Fuse rebrands as Lorum to optimise cash management
By Vriti Gothi

Fuse has rebranded as Lorum, positioning itself as a specialist correspondent institution focused on addressing structural inefficiencies in institutional clearing and cash management rather than overhauling global payment networks.
The rebrand reflects a strategic shift toward what the company describes as the “edges” of the payments system, where funds enter and exit institutions and where settlement delays, operational risk, and cost overruns most often arise. While much of the industry debate has centred on replacing messaging layers such as SWIFT or adopting alternative rails, Lorum is targeting the institutional incentives that shape how clearing is executed in practice.
For decades, clearing has largely been embedded within banks whose core business models prioritise lending and balance-sheet yield. As a result, settlement processes can be subordinated to broader balance-sheet considerations, leading to slower timelines and reduced certainty. Institutions acting as both providers and users of clearing services often face fragmented correspondent setups, duplicated compliance requirements, and inconsistent settlement outcomes across markets.

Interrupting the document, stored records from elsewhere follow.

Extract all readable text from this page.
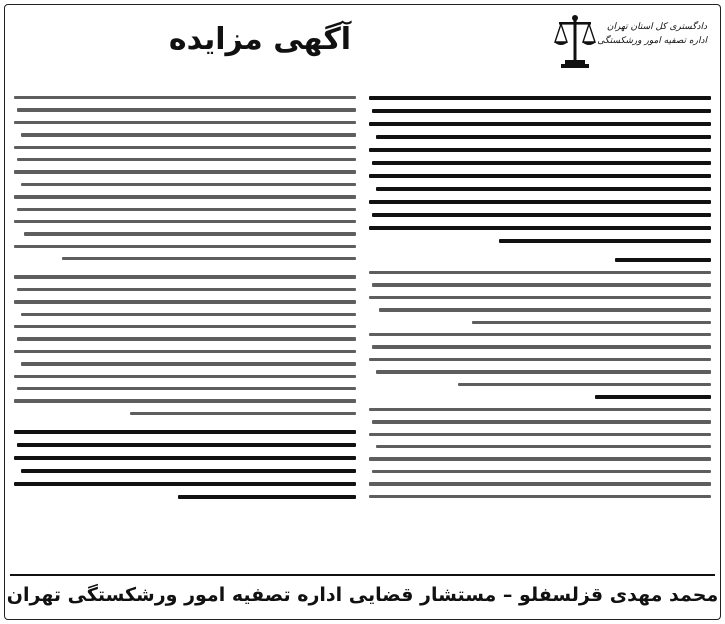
آگهی مزایده	دادگستری کل استان تهران
اداره تصفیه امور ورشکستگی
محمد مهدی قزلسفلو – مستشار قضایی اداره تصفیه امور ورشکستگی تهران
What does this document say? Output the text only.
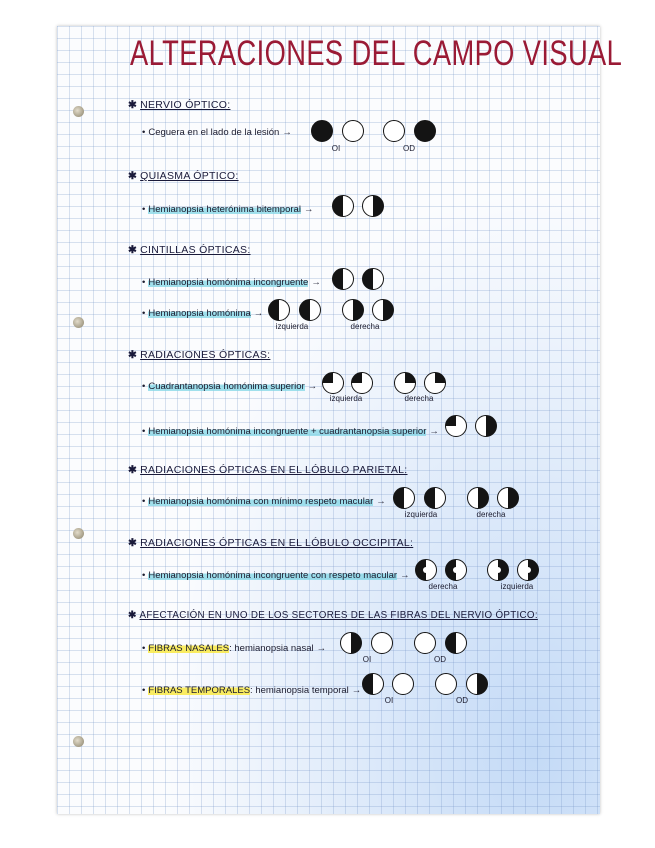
ALTERACIONES DEL CAMPO VISUAL
✱ NERVIO ÓPTICO:
• Ceguera en el lado de la lesión →
OI	OD
✱ QUIASMA ÓPTICO:
• Hemianopsia heterónima bitemporal →
✱ CINTILLAS ÓPTICAS:
• Hemianopsia homónima incongruente →
• Hemianopsia homónima →
izquierda	derecha
✱ RADIACIONES ÓPTICAS:
• Cuadrantanopsia homónima superior →
izquierda	derecha
• Hemianopsia homónima incongruente + cuadrantanopsia superior →
✱ RADIACIONES ÓPTICAS EN EL LÓBULO PARIETAL:
• Hemianopsia homónima con mínimo respeto macular →
izquierda	derecha
✱ RADIACIONES ÓPTICAS EN EL LÓBULO OCCIPITAL:
• Hemianopsia homónima incongruente con respeto macular →
derecha	izquierda
✱ AFECTACIÓN EN UNO DE LOS SECTORES DE LAS FIBRAS DEL NERVIO ÓPTICO:
• FIBRAS NASALES: hemianopsia nasal →
OI	OD
• FIBRAS TEMPORALES: hemianopsia temporal →
OI	OD
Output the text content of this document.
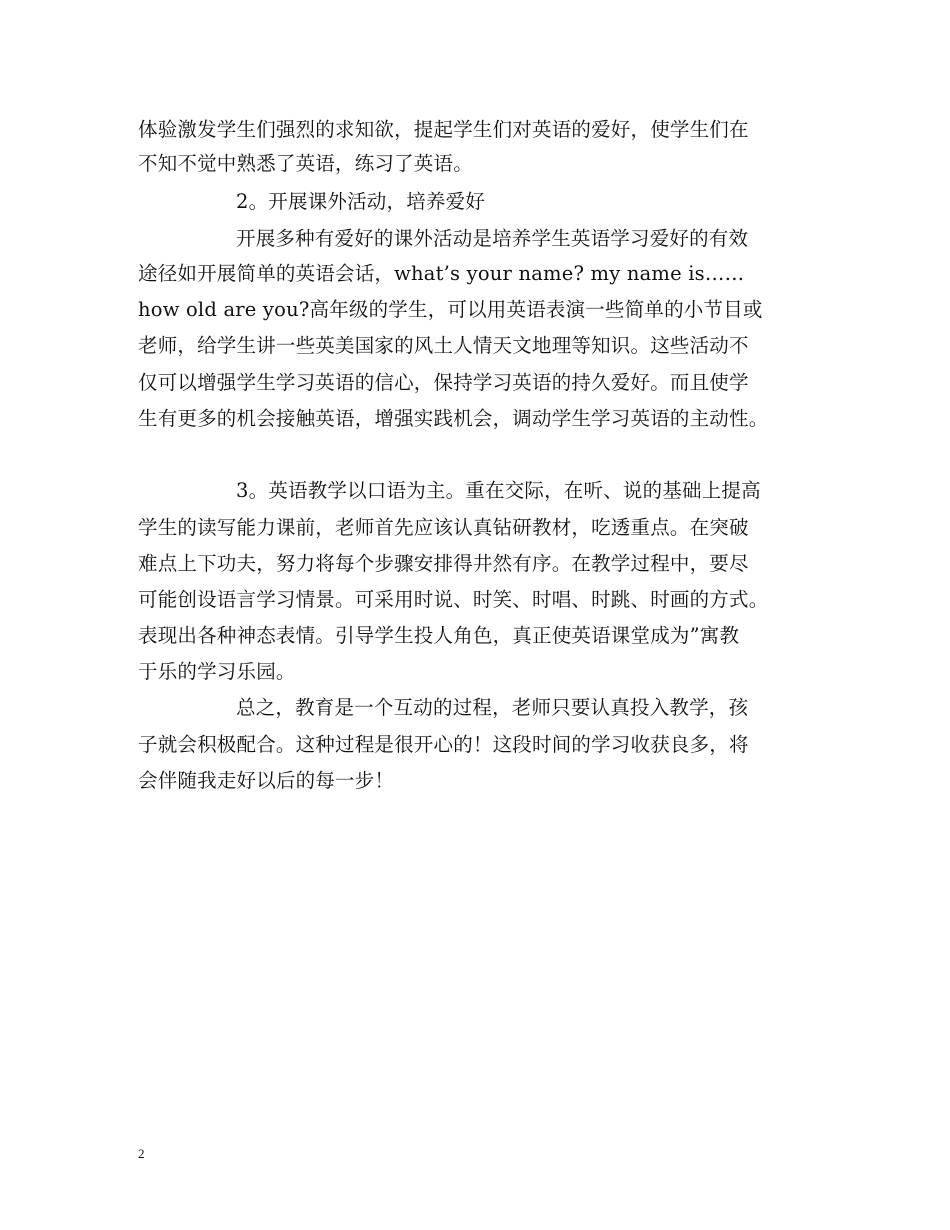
体验激发学生们强烈的求知欲，提起学生们对英语的爱好，使学生们在
不知不觉中熟悉了英语，练习了英语。
2。开展课外活动，培养爱好
开展多种有爱好的课外活动是培养学生英语学习爱好的有效
途径如开展简单的英语会话，what’s your name? my name is……
how old are you?高年级的学生，可以用英语表演一些简单的小节目或
老师，给学生讲一些英美国家的风土人情天文地理等知识。这些活动不
仅可以增强学生学习英语的信心，保持学习英语的持久爱好。而且使学
生有更多的机会接触英语，增强实践机会，调动学生学习英语的主动性。
3。英语教学以口语为主。重在交际，在听、说的基础上提高
学生的读写能力课前，老师首先应该认真钻研教材，吃透重点。在突破
难点上下功夫，努力将每个步骤安排得井然有序。在教学过程中，要尽
可能创设语言学习情景。可采用时说、时笑、时唱、时跳、时画的方式。
表现出各种神态表情。引导学生投人角色，真正使英语课堂成为”寓教
于乐的学习乐园。
总之，教育是一个互动的过程，老师只要认真投入教学，孩
子就会积极配合。这种过程是很开心的！这段时间的学习收获良多，将
会伴随我走好以后的每一步！
2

Lorum operates as a non-lending correspondent institution dedicated solely to clearing and cash management for regulated clients. It does not compete for deposits and does not run a lending business, instead focusing on moving funds across local payment rails with greater control and predictability.
The platform processes billions of dollars in payment volumes and currently supports institutions including dLocal, Deel, Airbnb, and Etsy, serving as a clearing layer for multi-currency treasury and cross-border flows. By consolidating access to local rails through a single network, clients can shorten settlement cycles, centralise treasury operations, and reduce dependence on multiple local banking relationships.
“Everyone wants to talk about fixing SWIFT or replacing it with stablecoins. SWIFT is just the messaging layer,” said George Davis, co-founder and CEO of Lorum. “The real friction is the chain of custody at the start and end of a payment. That is where timelines slip, controls get messy, and costs spiral. Lorum exists to fix the edges, not the network.”